Trinity Lutheran members to celebrate church's 100th year
On Sunday, April 26, the congregation at Trinity Lutheran Church in Holton will hold a centennial celebration for the church, which began as a spin-off congregation from a Netawaka church and grew from there.
Church spokesperson Coltara Segenhagen said the centennial celebration is being held a month prior to the actual 100th anniversary of the church’s organization on May 26 “because of Mother’s Day and graduations being so close to the actual anniversary date.”
Segenhagen said centennial activities will begin at 9 a.m. that day with a slideshow presentation on the church’s history, followed by regular Sunday services at 10 a.m. with a guest organist and the return of former Trinity Lutheran pastor David Sorenson, who served as the church’s leader from 1977 to 1981. A reservation-only meal will follow the service.
Trinity Lutheran was founded as a “daughter congregation” of Immanuel Lutheran Church in Netawaka, whose pastor, the Rev.

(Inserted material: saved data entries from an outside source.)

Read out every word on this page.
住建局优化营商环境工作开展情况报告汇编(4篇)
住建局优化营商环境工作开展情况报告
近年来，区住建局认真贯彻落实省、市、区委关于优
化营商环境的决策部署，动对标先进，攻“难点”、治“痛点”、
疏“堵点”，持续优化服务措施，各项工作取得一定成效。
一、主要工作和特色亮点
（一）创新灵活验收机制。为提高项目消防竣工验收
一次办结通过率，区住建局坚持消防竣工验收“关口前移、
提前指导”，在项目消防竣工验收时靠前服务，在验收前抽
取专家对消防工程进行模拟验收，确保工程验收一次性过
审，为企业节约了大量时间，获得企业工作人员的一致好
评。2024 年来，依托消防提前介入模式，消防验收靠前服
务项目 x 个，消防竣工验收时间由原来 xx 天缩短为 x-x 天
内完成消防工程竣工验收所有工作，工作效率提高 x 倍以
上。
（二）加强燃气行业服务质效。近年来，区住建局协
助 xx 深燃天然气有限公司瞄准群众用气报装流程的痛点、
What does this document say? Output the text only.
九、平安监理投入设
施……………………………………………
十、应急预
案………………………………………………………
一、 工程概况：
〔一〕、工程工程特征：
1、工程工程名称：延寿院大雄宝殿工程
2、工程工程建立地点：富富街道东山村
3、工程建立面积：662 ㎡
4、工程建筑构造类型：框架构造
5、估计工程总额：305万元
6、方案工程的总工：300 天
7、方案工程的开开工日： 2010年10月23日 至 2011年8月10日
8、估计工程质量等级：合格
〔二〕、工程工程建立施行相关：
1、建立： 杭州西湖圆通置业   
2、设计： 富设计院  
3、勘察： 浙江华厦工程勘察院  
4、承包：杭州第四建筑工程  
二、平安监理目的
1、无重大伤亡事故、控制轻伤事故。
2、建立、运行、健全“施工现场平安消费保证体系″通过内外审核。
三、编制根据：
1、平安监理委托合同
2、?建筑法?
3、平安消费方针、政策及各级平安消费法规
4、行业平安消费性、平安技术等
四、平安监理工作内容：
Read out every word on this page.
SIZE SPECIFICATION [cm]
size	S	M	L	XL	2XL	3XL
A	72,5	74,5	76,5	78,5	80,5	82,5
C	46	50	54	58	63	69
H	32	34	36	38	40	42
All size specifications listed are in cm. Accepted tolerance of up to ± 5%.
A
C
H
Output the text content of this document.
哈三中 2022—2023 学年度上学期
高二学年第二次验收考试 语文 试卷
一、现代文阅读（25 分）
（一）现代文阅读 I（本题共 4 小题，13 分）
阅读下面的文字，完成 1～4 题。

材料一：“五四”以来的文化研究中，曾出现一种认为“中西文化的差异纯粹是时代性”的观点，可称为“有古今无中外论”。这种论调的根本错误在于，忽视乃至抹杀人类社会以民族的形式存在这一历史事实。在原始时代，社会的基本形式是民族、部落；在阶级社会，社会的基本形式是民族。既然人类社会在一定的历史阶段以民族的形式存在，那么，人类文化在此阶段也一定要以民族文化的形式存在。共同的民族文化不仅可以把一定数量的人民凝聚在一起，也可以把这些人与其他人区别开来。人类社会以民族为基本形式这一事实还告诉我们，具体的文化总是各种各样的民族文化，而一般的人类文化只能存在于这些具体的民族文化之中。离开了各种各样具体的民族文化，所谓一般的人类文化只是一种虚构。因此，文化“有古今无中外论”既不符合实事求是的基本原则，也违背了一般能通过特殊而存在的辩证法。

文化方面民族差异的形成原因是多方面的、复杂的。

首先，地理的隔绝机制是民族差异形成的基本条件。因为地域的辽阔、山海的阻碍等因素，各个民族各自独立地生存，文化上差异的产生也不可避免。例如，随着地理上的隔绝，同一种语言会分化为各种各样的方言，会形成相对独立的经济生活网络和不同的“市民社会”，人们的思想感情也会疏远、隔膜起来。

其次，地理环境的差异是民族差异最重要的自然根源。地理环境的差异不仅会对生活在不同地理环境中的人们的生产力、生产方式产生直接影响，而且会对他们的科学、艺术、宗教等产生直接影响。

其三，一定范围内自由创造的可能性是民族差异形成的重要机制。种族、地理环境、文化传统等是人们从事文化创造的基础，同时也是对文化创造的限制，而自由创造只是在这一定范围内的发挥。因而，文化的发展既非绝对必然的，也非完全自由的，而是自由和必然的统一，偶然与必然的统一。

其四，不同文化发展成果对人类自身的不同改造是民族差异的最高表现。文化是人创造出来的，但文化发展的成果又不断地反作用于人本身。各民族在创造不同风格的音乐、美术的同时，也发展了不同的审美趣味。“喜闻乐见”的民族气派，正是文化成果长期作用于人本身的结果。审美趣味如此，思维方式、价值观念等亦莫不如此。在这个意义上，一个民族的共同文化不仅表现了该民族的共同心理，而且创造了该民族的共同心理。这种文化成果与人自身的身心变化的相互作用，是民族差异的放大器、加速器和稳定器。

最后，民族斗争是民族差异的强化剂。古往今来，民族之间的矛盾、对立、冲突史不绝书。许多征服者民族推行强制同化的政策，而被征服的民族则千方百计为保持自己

H.F. Krohn, conducted the Holton church’s first worship services for a group of 24 people on March 1, 1925. Services in English and German were held at the Seventh Day Adventist Church, located at 812 Pennsylvania Ave.
On May 26, 1926, the Trinity congregation was organized with 10 members signing the church’s original constitution. Those members included the church’s first elders — Paul Eberwein, Emil Koch and Karl Schumacher — along with church members Louis Eberwein, Emil Sacher, Wilhelm Schumacher, August Dierking, Otto Kuglin, Fred Kuglin and Edward Eulert.
Krohn served the congregation until Sept. 12, 1926, when Pastor E.A. Fritz was ordained and installed, and the church held its first Sunday school classes on Oct. 24, 1926, with eight pupils. In February of 1927, the congregation purchased the former United Brethren Church building at Eighth Street and New York Avenue for $2,087, dedicating the church on May 1 of that year.